Once basic precautions are followed, the risk of infection is considered to be “very low” for tourists, visitors or residents in the affected areas. These precautions include avoiding physical contact with patients showing symptoms or dead bodies and their bodily fluids, as well as avoiding unprotected sexual contact with a patient that has recently recovered from the disease.

As with any other imported disease, Ebola virus is causing a lot of concern in the region. In this regard, CARPHA is committed to supporting its member states to adequately prepare for potential cases and to implement the necessary steps to protect healthcare facilities, patients, healthcare workers and communities.

Meanwhile, the director of the US Centers for Disease Control and Prevention said on Thursday he has activated the agency’s emergency operation center at the highest response level to help respond to the worst Ebola outbreak in history.

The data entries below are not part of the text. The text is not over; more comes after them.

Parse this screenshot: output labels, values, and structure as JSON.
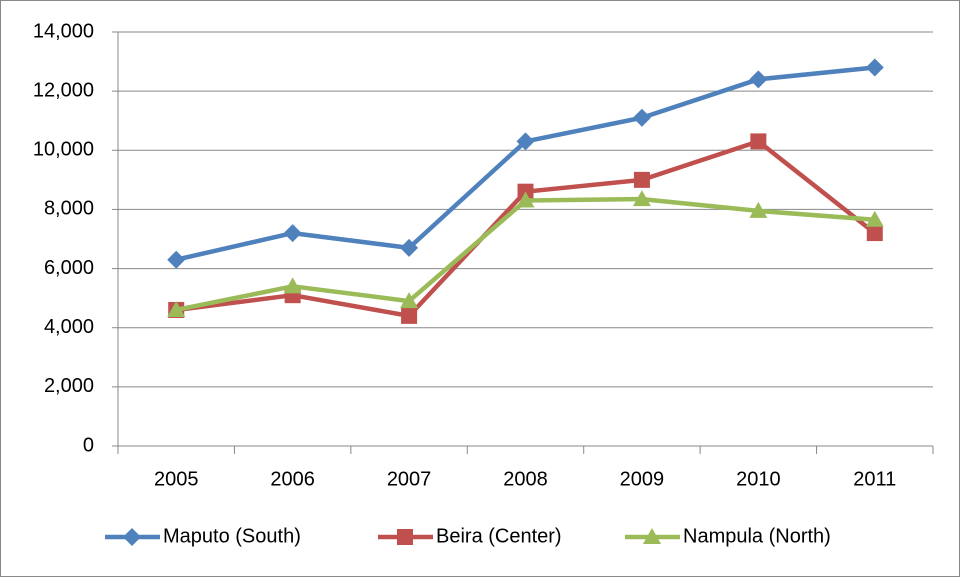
{
  "chart_data": {
    "type": "line",
    "categories": [
      "2005",
      "2006",
      "2007",
      "2008",
      "2009",
      "2010",
      "2011"
    ],
    "series": [
      {
        "name": "Maputo (South)",
        "color": "#4f81bd",
        "marker": "diamond",
        "values": [
          6300,
          7200,
          6700,
          10300,
          11100,
          12400,
          12800
        ]
      },
      {
        "name": "Beira (Center)",
        "color": "#c0504d",
        "marker": "square",
        "values": [
          4600,
          5100,
          4400,
          8600,
          9000,
          10300,
          7200
        ]
      },
      {
        "name": "Nampula (North)",
        "color": "#9bbb59",
        "marker": "triangle",
        "values": [
          4600,
          5400,
          4900,
          8300,
          8350,
          7950,
          7650
        ]
      }
    ],
    "ylim": [
      0,
      14000
    ],
    "yticks": [
      0,
      {
        "value": 2000,
        "label": "2,000"
      },
      {
        "value": 4000,
        "label": "4,000"
      },
      {
        "value": 6000,
        "label": "6,000"
      },
      {
        "value": 8000,
        "label": "8,000"
      },
      {
        "value": 10000,
        "label": "10,000"
      },
      {
        "value": 12000,
        "label": "12,000"
      },
      {
        "value": 14000,
        "label": "14,000"
      }
    ],
    "grid": true,
    "legend": "bottom"
  }
}
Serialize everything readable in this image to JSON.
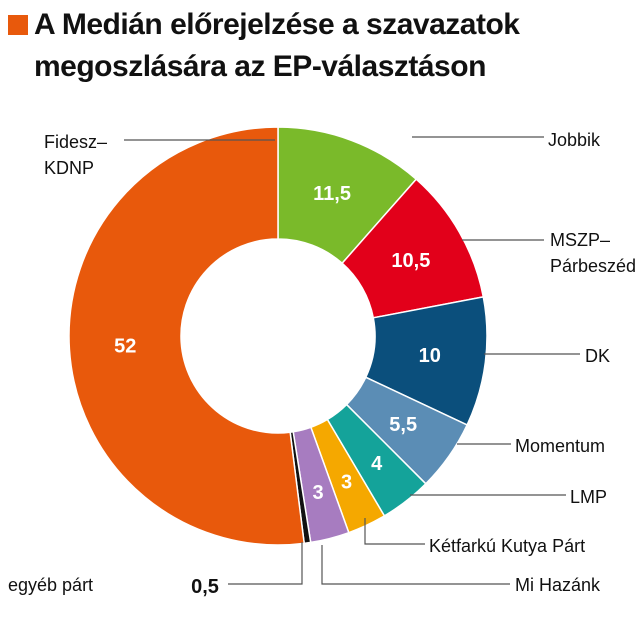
{
  "chart_data": {
    "type": "pie",
    "style": "donut",
    "title": "A Medián előrejelzése a szavazatok megoszlására az EP-választáson",
    "title_square_color": "#e8590c",
    "slices": [
      {
        "label": "Jobbik",
        "value": 11.5,
        "value_label": "11,5",
        "color": "#7aba2a"
      },
      {
        "label": "MSZP–Párbeszéd",
        "label_lines": [
          "MSZP–",
          "Párbeszéd"
        ],
        "value": 10.5,
        "value_label": "10,5",
        "color": "#e2001a"
      },
      {
        "label": "DK",
        "value": 10,
        "value_label": "10",
        "color": "#0b4f7c"
      },
      {
        "label": "Momentum",
        "value": 5.5,
        "value_label": "5,5",
        "color": "#5b8db5"
      },
      {
        "label": "LMP",
        "value": 4,
        "value_label": "4",
        "color": "#14a39a"
      },
      {
        "label": "Kétfarkú Kutya Párt",
        "value": 3,
        "value_label": "3",
        "color": "#f5a800"
      },
      {
        "label": "Mi Hazánk",
        "value": 3,
        "value_label": "3",
        "color": "#a77cc0"
      },
      {
        "label": "egyéb párt",
        "value": 0.5,
        "value_label": "0,5",
        "color": "#111111"
      },
      {
        "label": "Fidesz–KDNP",
        "label_lines": [
          "Fidesz–",
          "KDNP"
        ],
        "value": 52,
        "value_label": "52",
        "color": "#e8590c"
      }
    ]
  }
}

In testimony at a special congressional hearing, CDC director Dr Thomas Frieden said the CDC has more than 200 staff members in Atlanta working on the outbreak, and will soon have more than 50 disease experts in west Africa to try to contain the outbreak.

Although Frieden said it is possible that people who have traveled to west Africa might bring the virus back home with them, and even spread it to some healthcare workers and family members, he said, he is “confident there will not be a large Ebola outbreak in the United States”.

Frieden said it is not clear whether experimental treatments that were given to the two infected US aid workers now in the United States who are being cared for at Emory University in Georgia will ultimately be effective, and he emphasized that the best approach to this threat is to contain it.